"Let books be your dining table, / And you shall be full of delights. / Let them be your
mattress,/
And you shall sleep restful nights" (St. Ephraim the Syrian).


Wednesday, January 9, 2019

Persian Christians at the Chinese Court

The expansion of Syriac and other Christian traditions into China and far east Asia has long fascinated me; so, too, has its gradual disappearance. Along comes a recently published book to continue to shed light on these great traditions and their expansion and eventual retraction: R. Todd Godwin, Persian Christians at the Chinese Court: The Xi'an Stele and the Early Medieval Church of the East (I.B. Tauris, 2018), 320pp.

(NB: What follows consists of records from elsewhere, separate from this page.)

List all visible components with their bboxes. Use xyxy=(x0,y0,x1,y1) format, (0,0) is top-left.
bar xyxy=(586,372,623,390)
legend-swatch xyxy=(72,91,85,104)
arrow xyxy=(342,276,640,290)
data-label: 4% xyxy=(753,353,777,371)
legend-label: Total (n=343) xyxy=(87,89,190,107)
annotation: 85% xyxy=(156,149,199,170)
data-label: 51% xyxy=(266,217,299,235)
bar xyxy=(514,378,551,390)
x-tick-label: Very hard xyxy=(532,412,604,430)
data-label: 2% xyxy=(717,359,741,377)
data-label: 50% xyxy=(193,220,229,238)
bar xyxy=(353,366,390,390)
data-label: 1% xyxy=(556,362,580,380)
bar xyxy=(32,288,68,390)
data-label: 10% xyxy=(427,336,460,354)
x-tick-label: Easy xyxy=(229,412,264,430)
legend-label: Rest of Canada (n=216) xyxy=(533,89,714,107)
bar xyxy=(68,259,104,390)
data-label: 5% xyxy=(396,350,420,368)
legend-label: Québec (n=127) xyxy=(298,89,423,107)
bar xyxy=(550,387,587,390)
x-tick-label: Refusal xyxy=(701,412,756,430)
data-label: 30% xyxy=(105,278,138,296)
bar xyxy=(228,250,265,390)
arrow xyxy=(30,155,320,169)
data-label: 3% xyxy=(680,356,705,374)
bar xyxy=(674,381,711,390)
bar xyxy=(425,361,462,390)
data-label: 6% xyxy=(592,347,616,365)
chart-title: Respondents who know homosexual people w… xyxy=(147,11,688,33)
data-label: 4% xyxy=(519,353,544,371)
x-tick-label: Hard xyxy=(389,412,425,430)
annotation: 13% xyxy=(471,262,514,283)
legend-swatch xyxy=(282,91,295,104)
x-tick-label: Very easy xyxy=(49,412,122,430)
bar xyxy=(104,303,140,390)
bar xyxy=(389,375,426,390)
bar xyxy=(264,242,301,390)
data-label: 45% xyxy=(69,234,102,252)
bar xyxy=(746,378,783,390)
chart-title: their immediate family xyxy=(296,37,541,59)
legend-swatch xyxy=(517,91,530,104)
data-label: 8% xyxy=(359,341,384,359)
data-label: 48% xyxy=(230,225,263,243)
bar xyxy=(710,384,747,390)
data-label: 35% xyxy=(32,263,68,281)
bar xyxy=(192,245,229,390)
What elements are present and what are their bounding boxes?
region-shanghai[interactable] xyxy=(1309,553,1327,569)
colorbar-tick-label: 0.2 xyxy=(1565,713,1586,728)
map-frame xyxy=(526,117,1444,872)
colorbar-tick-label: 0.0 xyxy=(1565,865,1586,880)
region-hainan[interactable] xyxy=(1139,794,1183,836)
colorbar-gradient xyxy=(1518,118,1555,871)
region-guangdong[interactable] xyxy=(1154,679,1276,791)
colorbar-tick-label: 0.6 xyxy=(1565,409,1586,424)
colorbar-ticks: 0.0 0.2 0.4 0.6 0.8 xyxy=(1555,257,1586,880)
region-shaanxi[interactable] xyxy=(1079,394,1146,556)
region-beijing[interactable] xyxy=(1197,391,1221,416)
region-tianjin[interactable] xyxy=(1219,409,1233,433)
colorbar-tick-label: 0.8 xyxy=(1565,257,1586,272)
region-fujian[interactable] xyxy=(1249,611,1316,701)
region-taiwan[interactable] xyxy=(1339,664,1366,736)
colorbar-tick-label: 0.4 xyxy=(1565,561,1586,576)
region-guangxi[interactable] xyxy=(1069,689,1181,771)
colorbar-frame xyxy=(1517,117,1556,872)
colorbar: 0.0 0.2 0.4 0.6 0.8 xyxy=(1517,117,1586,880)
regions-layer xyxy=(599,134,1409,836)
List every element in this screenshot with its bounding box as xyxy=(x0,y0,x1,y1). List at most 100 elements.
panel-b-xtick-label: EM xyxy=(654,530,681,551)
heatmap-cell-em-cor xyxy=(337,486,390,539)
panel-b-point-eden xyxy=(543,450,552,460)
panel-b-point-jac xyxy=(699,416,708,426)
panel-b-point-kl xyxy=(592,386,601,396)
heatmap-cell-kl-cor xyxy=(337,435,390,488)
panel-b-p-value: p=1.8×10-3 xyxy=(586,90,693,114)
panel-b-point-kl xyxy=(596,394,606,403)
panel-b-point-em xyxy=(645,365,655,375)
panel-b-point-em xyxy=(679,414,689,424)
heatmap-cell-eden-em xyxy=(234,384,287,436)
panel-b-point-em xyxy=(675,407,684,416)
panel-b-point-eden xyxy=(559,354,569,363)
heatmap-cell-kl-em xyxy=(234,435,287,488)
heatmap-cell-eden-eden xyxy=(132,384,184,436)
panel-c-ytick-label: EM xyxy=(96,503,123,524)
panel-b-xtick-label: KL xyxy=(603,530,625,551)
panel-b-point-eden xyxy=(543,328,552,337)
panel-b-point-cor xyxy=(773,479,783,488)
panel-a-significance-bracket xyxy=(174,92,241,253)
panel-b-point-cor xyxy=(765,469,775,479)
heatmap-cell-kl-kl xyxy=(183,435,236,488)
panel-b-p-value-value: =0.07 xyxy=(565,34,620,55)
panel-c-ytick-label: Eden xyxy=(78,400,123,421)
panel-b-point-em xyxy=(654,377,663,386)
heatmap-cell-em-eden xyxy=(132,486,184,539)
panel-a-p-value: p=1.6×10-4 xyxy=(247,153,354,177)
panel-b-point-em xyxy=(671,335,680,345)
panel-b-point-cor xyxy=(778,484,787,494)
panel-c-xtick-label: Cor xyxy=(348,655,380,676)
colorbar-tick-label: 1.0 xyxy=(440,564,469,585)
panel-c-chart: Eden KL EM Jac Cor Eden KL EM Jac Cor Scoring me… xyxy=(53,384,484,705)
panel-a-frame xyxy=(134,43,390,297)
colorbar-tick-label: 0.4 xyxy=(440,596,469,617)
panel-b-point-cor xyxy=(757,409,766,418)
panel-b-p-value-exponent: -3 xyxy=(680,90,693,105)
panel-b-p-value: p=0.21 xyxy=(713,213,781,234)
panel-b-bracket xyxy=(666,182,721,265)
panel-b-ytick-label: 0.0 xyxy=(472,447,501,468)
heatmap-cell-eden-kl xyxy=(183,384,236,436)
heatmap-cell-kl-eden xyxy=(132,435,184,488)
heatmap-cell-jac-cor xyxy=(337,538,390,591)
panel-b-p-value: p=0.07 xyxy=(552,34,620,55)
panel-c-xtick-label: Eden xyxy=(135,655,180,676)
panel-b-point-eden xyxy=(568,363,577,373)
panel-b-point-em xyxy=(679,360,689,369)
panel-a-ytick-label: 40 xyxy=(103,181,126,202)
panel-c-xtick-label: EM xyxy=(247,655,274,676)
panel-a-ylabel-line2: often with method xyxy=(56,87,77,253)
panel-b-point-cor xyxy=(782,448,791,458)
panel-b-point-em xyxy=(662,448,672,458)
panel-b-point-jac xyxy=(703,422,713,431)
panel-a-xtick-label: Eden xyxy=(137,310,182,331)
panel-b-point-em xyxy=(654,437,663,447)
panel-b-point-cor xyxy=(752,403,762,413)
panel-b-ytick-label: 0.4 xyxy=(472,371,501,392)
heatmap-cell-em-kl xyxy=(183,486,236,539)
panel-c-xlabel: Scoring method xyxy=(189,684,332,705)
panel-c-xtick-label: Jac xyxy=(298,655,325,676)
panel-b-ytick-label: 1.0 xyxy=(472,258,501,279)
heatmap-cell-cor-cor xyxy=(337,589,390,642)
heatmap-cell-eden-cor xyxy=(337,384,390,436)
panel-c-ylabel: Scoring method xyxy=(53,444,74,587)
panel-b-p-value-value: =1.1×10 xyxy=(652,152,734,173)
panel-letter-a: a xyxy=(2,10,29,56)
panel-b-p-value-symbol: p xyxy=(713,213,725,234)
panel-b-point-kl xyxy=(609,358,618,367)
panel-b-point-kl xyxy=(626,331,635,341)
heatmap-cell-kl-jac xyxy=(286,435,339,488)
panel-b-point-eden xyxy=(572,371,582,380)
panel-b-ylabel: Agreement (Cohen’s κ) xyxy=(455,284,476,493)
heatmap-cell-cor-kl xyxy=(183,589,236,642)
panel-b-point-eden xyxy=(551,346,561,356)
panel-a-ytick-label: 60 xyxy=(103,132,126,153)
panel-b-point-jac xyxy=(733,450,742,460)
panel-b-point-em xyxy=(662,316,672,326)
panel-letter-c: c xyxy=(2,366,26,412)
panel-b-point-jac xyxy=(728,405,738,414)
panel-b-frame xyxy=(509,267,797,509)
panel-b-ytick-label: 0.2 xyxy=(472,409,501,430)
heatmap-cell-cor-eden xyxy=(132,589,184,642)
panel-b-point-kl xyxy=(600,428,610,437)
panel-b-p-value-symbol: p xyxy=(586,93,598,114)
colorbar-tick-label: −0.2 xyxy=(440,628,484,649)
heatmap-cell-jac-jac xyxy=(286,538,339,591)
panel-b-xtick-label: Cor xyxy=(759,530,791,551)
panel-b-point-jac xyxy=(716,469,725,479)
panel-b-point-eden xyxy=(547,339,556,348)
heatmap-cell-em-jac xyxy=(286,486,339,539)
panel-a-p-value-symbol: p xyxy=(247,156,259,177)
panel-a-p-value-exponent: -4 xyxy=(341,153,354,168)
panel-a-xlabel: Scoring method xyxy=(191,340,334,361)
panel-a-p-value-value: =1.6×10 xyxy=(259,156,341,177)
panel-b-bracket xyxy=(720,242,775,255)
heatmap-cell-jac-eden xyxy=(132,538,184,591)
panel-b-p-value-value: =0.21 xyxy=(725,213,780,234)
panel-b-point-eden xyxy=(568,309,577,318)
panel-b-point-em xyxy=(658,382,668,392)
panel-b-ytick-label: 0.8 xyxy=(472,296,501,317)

About this book the publisher tells us this:
The Xi'an Stele, erected in Tang China's capital in 781, describes in both Syriac and Chinese the existence of Christian communities in northern China. While scholars have considered the Stele exclusively in relation to the Chinese cultural and historical context, Todd Godwin demonstrates that it can only be fully understood by reconstructing the complex connections that existed between the Church of the East, Sasanian aristocratic culture, and the Tang Empire (617–907) between the fall of the Sasanian Persian Empire (225–651) and the birth of the Abbasid Caliphate (762–1258).
Through close textual re-analysis of the Stele and by drawing on ancient sources in Syriac, Greek, Arabic, and Chinese, Godwin demonstrates that Tang China (617–907) was a cosmopolitan milieu where multiple religious traditions, namely Buddhism, Zoroastrianism, Manichaeism, and Christianity, formed zones of elite culture. Syriac Christianity in fact remained powerful in Persia throughout the period, and Christianity―not Zoroastrianism―was officially regarded by the Tang government as "The Persian Religion."
Persian Christians at the Chinese Court uncovers the role played by Syriac Christianity in the economic and cultural integration of late Sasanian Iran and China, and is important reading for all scholars of the Church of the East, China, and the Middle East in the medieval period.